On the shelves in the supermarket – and I think it's the same supermarket where I found Joe Progress – I find genetic pills. They're tiny but the packs are large, like those that hold garden seeds, as otherwise there wouldn't be enough space for all the marketing information. Each pack makes its promise of fantastic genetic change for the other-worlder who buys it, an improvement in intelligence, a change in hair colour. The old bleach-in-a-bottle aisle of the supermarket is deserted now, instead there's a shelf of genetic pills for intelligence, a shelf for muscle and athleticism, the top shelf for sexual stamina, another for hair colour, eye colour, even extra height, conveniently placed lower down. Different brands make outrageous claims and warn against the horrors of cheap competitors.  

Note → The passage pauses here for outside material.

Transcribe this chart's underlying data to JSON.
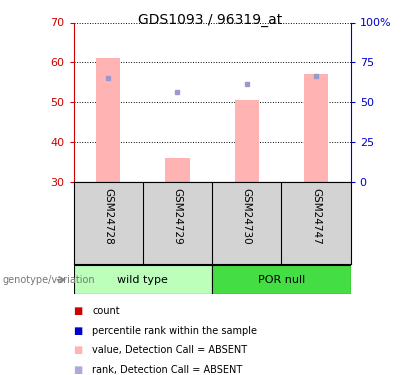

Not that any of the punters here are in need of gene therapy. All the shoppers I can see look perfect. They have fantastic cheekbones, piercing eyes, hair that grows to a perfect length then stops. I feel very out of place with my straggly beard and hoofs, until finally I see a cow with a human face wandering down the aisle and I realise with relief that I'm dreaming. 

By the time I get to the checkout, every shopper is a cow with a human face, and every checkout is a milking machine. Coins and banknotes flow down the clear plastic pipes and into the cashiers' tanks. All the cashiers, I notice, have goats legs. 

I look in my own basket and find that I've chosen two genetic pill packs, one for growing larger horns, in the blue packaging of the Gene Fairy brand, and one for sexual stamina, in the red packaging of the Mammon brand. There's even a picture of his ugly mug on the front, as some perverse kind of product endorsement. 

Since I learned Buddha's directed dreaming technique my dreams have taken on more significance. Is this one trying to tell me something? 

I doubt that's it's to do with Mammon's pills. I've been back in heaven a few days and Echo has already discovered that my new-found youthfulness isn't superficial. 

All in all, I'm quite happy with my adventure in the other world. I may have lost the ultimate battle of unseating Joe Progress, but I'm a lot wiser, full of energy, and best of all Joe Progress kept to his word and my favourite woodland in heaven is now free of walking fruits and winged pigs. Though I did like Radius. I'm told he flew from the orchard at Foxglove to the New Forest, where he took up with a tribe of wild boar and is mixing genes in the traditional way. The current generation of other-worlders might find the results disturbing. But the generation after, with its perfect teeth and eyes and hair and extended lifespans, will find nothing strange about pigs that can fly.